Leoserica capensis

Scientific classification
- Kingdom: Animalia
- Phylum: Arthropoda
- Clade: Pancrustacea
- Class: Insecta
- Order: Coleoptera
- Suborder: Polyphaga
- Infraorder: Scarabaeiformia
- Family: Scarabaeidae
- Genus: Leoserica
- Species: L. capensis
- Binomial name: Leoserica capensis (Brenske, 1902)
- Synonyms: Serica capensis Brenske, 1902;

= Leoserica capensis =

- Genus: Leoserica
- Species: capensis
- Authority: (Brenske, 1902)
- Synonyms: Serica capensis Brenske, 1902

Species of beetle

Leoserica capensis is a species of beetle of the family Scarabaeidae. It is found in South Africa (Western Cape).

==Description==
Adults reach a length of about 8.77 mm. They have an elongate, brown, dull body.

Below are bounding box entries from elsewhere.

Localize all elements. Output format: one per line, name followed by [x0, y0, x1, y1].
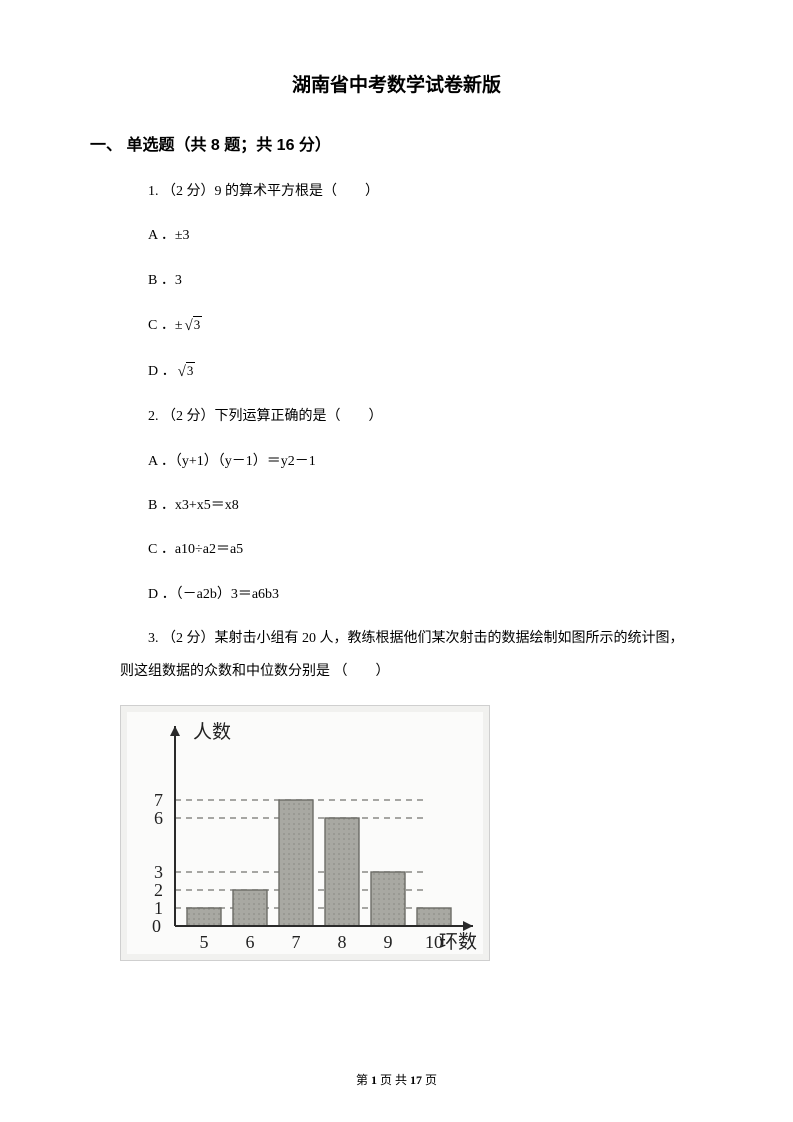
svg-text:6: 6 — [246, 932, 255, 952]
svg-text:1: 1 — [154, 898, 163, 918]
svg-text:6: 6 — [154, 808, 163, 828]
page-footer: 第 1 页 共 17 页 — [0, 1071, 793, 1088]
q1-c-radicand: 3 — [193, 316, 203, 332]
svg-text:7: 7 — [292, 932, 301, 952]
q2-option-c: C ．a10÷a2＝a5 — [148, 539, 703, 561]
svg-text:3: 3 — [154, 862, 163, 882]
q1-c-prefix: C ．± — [148, 318, 183, 333]
svg-text:9: 9 — [384, 932, 393, 952]
q1-option-b: B ．3 — [148, 270, 703, 292]
bar-chart-svg: 0123675678910人数环数 — [127, 712, 485, 956]
q3-line2: 则这组数据的众数和中位数分别是 （ ） — [120, 661, 703, 683]
svg-text:7: 7 — [154, 790, 163, 810]
footer-mid: 页 共 — [377, 1073, 410, 1087]
q3-line1: 3. （2 分）某射击小组有 20 人，教练根据他们某次射击的数据绘制如图所示的… — [120, 628, 703, 650]
q1-d-prefix: D ． — [148, 364, 176, 379]
sqrt-icon: 3 — [176, 360, 196, 384]
q1-d-radicand: 3 — [186, 362, 196, 378]
q1-option-c: C ．± 3 — [148, 314, 703, 338]
q1-option-a: A ．±3 — [148, 225, 703, 247]
q2-option-d: D ．（－a2b）3＝a6b3 — [148, 584, 703, 606]
page-title: 湖南省中考数学试卷新版 — [90, 70, 703, 97]
q2-stem: 2. （2 分）下列运算正确的是（ ） — [120, 406, 703, 428]
section-heading-1: 一、 单选题（共 8 题；共 16 分） — [90, 131, 703, 155]
q2-option-a: A ．（y+1）（y－1）＝y2－1 — [148, 451, 703, 473]
footer-total: 17 — [410, 1073, 422, 1087]
bar-chart-inner: 0123675678910人数环数 — [127, 712, 483, 954]
svg-text:8: 8 — [338, 932, 347, 952]
svg-text:环数: 环数 — [439, 931, 477, 953]
q1-option-d: D ． 3 — [148, 360, 703, 384]
svg-text:5: 5 — [200, 932, 209, 952]
sqrt-icon: 3 — [183, 314, 203, 338]
bar-chart: 0123675678910人数环数 — [120, 705, 490, 961]
svg-text:人数: 人数 — [193, 721, 231, 743]
question-3: 3. （2 分）某射击小组有 20 人，教练根据他们某次射击的数据绘制如图所示的… — [90, 628, 703, 683]
footer-prefix: 第 — [356, 1073, 371, 1087]
q1-stem: 1. （2 分）9 的算术平方根是（ ） — [120, 181, 703, 203]
q2-option-b: B ．x3+x5＝x8 — [148, 495, 703, 517]
footer-suffix: 页 — [422, 1073, 437, 1087]
svg-text:2: 2 — [154, 880, 163, 900]
question-1: 1. （2 分）9 的算术平方根是（ ） A ．±3 B ．3 C ．± 3 D … — [120, 181, 703, 384]
svg-text:0: 0 — [152, 916, 161, 936]
question-2: 2. （2 分）下列运算正确的是（ ） A ．（y+1）（y－1）＝y2－1 B… — [120, 406, 703, 606]
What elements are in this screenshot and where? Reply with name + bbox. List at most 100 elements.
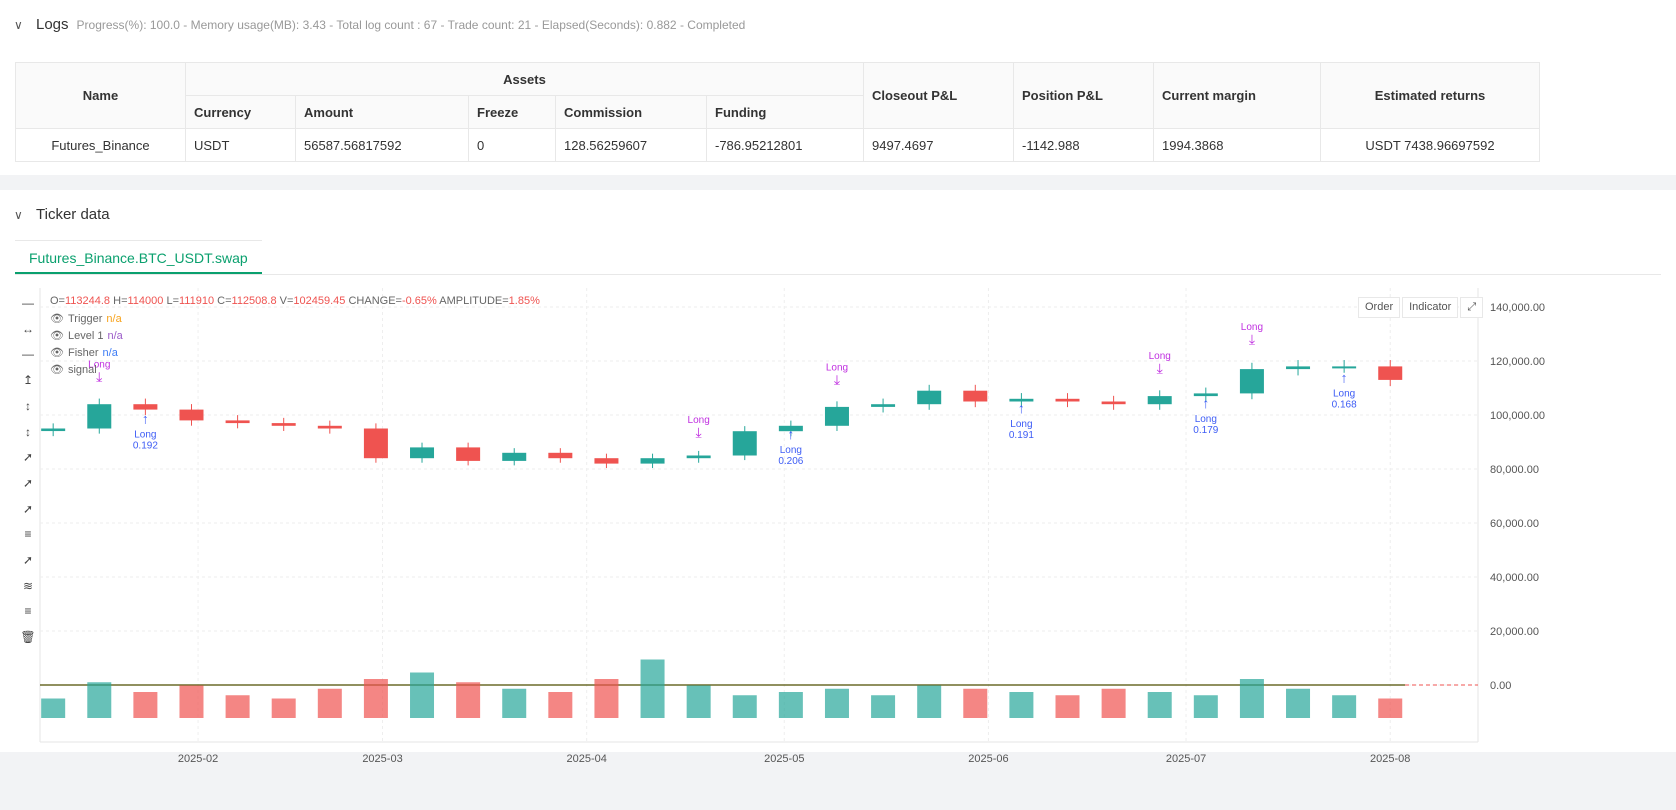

The frons is finely punctate. The pronotum is straight at the front, evenly rounded at the sides, not widening posteriorly, with broadly rounded hind angles. There is a distinctly margined posterior margin, and weak marginal setae. The scutellum is densely and coarsely punctate up to the midline. The elytra are densely and evenly punctate, without rows of punctures or intervals, with a few weakly indicated ribs. The marginal setae are fine.